LogCraft is a multi-modal Retrieval Augmented Generation app built on the Databricks platform to help field service engineers from manufacturing companies write detailed maintenance logs quickly and efficiently.
Problem: One of the most tedious parts of the manufacturing industry is for field service engineers to physically inspect equipment on a periodic basis for repairs and defects. For each inspection they’re required to write long, detailed maintenance logs that include photos of the equipment, an evaluation of its current state, and recommendations. This process is (1) time consuming, (2) inefficient as it doesn't use prior logs' data, and (3) non-standardized since each engineer writes logs in a different format.
Solution: LogCraft helps solve these problems with AI, built on Databricks. A field service engineer simply has to upload a photo of the equipment and provide quick, rough notes. LogCraft uses multi-modal RAG (images + text retrieval) to find prior logs that are most similar to the image + notes combination from the engineer. Then all of this information plus context is given to GPT4-Vision to generate a final, detailed log that the engineer can download as a PDF.
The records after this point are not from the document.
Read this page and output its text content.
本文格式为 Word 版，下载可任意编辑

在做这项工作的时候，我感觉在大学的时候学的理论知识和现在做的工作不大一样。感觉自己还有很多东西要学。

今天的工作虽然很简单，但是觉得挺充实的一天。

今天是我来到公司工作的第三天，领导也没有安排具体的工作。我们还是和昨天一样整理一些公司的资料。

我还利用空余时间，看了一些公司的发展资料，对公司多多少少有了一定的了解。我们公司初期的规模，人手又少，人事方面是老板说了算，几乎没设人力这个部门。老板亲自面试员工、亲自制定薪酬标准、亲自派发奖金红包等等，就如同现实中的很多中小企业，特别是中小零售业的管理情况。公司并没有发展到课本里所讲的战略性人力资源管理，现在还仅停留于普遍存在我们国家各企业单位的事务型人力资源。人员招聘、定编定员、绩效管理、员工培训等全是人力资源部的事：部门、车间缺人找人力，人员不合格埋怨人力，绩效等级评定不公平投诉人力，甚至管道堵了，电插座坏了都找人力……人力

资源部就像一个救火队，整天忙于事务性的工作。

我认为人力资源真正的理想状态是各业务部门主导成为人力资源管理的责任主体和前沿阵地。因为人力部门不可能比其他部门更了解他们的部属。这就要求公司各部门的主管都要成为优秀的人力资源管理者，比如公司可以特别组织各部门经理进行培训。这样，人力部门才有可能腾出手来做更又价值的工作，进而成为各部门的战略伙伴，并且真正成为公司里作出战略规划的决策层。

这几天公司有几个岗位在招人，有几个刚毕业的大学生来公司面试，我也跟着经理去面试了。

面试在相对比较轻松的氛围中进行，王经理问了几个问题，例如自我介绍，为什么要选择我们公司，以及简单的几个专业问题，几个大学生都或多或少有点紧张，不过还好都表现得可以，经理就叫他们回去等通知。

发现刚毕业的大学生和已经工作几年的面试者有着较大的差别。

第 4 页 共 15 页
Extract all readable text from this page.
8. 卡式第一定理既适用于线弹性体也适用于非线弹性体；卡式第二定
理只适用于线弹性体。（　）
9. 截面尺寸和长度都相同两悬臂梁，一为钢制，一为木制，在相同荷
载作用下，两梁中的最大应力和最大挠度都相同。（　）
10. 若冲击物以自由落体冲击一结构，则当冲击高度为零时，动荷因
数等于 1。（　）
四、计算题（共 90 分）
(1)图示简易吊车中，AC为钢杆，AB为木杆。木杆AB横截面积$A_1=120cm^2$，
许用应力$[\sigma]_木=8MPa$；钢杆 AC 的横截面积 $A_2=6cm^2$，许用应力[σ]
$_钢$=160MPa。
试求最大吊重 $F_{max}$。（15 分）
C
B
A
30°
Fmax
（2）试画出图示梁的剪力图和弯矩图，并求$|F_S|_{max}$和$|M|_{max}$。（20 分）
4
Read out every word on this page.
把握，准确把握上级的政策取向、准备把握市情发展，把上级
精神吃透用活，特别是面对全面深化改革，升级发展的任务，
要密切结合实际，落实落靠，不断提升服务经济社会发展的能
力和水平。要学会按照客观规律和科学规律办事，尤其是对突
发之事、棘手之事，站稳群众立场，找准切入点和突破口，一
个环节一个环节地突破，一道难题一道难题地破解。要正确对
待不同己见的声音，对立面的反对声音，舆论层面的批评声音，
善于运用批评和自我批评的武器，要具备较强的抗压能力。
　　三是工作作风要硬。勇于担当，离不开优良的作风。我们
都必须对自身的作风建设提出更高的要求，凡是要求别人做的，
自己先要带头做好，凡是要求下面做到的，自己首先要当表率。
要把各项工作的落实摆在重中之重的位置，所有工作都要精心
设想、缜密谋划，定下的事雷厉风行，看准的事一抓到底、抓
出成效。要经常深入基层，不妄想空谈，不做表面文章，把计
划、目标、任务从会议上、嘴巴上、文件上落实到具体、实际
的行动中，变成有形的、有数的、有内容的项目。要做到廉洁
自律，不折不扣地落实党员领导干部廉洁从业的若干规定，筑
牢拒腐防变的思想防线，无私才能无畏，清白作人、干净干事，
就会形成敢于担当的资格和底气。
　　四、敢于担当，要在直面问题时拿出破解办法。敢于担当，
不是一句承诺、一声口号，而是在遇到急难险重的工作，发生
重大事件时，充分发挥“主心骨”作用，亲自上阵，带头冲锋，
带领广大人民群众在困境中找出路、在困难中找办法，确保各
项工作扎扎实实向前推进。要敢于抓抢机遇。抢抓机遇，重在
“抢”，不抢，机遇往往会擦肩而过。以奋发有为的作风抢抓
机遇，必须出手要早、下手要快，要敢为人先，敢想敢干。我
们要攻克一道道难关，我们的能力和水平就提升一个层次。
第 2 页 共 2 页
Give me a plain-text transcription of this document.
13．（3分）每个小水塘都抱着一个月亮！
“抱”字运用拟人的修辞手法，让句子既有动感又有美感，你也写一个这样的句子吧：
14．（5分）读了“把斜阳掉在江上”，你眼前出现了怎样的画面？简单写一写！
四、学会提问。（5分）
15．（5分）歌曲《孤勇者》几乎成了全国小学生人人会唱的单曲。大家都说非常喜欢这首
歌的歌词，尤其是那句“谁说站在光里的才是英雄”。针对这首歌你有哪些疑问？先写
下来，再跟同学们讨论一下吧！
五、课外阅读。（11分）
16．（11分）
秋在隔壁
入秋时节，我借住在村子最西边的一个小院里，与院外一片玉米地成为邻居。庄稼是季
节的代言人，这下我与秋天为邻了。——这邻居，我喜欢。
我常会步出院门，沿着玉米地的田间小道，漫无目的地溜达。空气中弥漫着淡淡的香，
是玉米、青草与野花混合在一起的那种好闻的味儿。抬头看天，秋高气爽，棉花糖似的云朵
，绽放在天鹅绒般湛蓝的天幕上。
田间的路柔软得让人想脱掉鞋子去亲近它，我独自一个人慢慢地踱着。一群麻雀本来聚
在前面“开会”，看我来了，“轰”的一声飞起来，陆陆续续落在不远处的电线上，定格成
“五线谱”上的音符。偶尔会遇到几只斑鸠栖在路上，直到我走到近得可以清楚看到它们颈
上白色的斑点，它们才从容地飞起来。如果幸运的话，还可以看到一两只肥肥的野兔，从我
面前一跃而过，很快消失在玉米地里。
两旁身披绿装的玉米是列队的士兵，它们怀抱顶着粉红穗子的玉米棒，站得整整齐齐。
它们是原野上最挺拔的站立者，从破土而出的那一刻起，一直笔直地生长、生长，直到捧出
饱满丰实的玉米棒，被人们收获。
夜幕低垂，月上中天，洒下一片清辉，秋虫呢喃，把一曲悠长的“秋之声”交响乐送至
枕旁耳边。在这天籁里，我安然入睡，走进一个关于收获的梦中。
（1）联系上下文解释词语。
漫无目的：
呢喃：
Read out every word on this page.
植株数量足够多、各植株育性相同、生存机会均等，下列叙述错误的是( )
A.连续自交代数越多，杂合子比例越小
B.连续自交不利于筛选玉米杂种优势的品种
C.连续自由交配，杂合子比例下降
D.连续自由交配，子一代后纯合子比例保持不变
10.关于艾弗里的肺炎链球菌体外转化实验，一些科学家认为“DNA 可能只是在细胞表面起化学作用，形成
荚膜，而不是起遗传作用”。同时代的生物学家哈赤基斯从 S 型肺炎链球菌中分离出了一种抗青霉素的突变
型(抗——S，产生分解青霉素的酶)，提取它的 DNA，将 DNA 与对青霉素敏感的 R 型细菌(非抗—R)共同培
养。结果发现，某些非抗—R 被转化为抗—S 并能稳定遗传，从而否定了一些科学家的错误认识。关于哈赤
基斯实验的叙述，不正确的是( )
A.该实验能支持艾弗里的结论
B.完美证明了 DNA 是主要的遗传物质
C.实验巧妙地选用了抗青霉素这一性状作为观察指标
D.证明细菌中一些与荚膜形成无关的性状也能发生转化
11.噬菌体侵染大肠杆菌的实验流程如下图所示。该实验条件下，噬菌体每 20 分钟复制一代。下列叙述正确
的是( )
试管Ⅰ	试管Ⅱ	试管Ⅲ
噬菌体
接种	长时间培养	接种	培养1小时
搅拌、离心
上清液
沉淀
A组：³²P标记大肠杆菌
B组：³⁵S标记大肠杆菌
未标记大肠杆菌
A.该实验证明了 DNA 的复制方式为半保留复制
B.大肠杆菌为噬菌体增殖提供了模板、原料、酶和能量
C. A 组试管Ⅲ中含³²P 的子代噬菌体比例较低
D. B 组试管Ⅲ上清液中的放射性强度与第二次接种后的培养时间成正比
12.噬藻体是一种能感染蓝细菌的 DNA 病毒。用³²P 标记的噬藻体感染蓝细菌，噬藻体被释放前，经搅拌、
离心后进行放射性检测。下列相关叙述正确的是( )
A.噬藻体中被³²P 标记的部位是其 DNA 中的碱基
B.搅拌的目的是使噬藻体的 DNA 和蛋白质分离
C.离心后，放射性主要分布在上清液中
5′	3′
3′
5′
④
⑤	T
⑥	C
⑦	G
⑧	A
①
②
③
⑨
We used a combination of Databricks, HuggingFace, and OpenAI to build LogCraft. We used multiple features of Databricks: Delta Tables, Notebooks, and Vector Search Indices. We also used the Foundational Model API and Model Serving endpoints features of Databricks.
First, we needed a seed dataset of maintenance logs and images. We found a few examples of these logs online but we needed a lot more so we used the GPT4-Vision model from OpenAI to generate a synthetic dataset.
We fed it input images of equipment and gave it a few real maintenance logs for few-shot examples, and then asked it to generate a hundred full logs based on that information. These logs and images were imported into our Databricks workspace.
Now that we had our dataset, we moved onto indexing and storing embeddings in our vector database. The flow below is what we did for a single example, which we repeated for the entire dataset.
Steps for the indexing phase:
- Use DBRX Instruct to create log summaries: First, we took the text of the log and used the DBRX Instruct model with the Foundational Model API to summarize this text into a short paragraph for use downstream.
- Use CLIP model to create multimodal embeddings: Then, we ran both this summary and the image from the log through the CLIP model from HuggingFace. CLIP is a multi-modal model that associates images with their text description and is commonly used for combined image+text retrieval. We extract the last hidden layer of the model, which represents an embedding of size 768 that captures the semantic meaning of both the image and text combined. The model can only take text up to 77 tokens of text, which is why we needed to use the DBRX model to summarize the log first.
- Store embedding in Delta Table: Finally we stored this embedding along with the full maintenance log in a Delta Table within Databricks. We built a vector search endpoint and vector index on top of this table that will always keep it in sync with new data.
Now let’s walk through what happens during inference when a user actually uses our deployed app.
Steps for the inference phase:
- User uploads an image and their notes: First, the user uploads a photo of the equipment and some short notes through our web app interface.
- Use CLIP model to create embeddings: Then, we use the same CLIP model as before to create an embedding representing the combination of that image and the notes.
- Retrieve similar maintenance logs: We run a vector similarity search on that embedding with our vector search in Databricks to retrieve the full maintenance logs’ text of prior logs that are most similar to the information from the user.
- Create prompt for GPT4-Vision: Then we create a detailed prompt that we send to OpenAI’s GPT4-Vision model using Databricks’ model endpoints. This prompt includes the original image and notes from the user, the full text of retrieved prior logs from the vector search (as context), and detailed instructions on how to create a new maintenance log using all of that information.
- Generate maintenance log and display to user: We send this to OpenAI's GPT4-Vision through Databrick's model endpoint, which generates a new, full, high-quality maintenance log.
- Create PDF of maintenance log for user: Finally, We use a Python library to create a PDF that includes the image and generated log.
The best part is that this entire pipeline from indexing to inference is hyper-scalable using Databricks so our app will get better over time without any new code needing to be written.
Through building LogCraft for the Databricks hackathon, we realized that there are multiple high-impact downstream use cases for LogCraft:
- Continuous monitoring with IoT: We can integrate this with IoT devices within the manufacturing plants themselves. These devices can provide a photo and generated text from computer vision to LogCraft to auto-generate logs daily.
- Predictive maintenance algorithms: LogCraft can also be used to augment predictive maintenance algorithms so manufacturing companies can address any potential issues BEFORE they happen.
- Autonomous field service robots: In the long term, apps like LogCraft can help develop fully autonomous field service robots to perform their own inspections and maintenance out on the field. So in addition to generating logs, these robots can actually address the issues in real-time.
We had a blast building LogCraft on Databricks and see multiple potential future uses of the technology as it scales.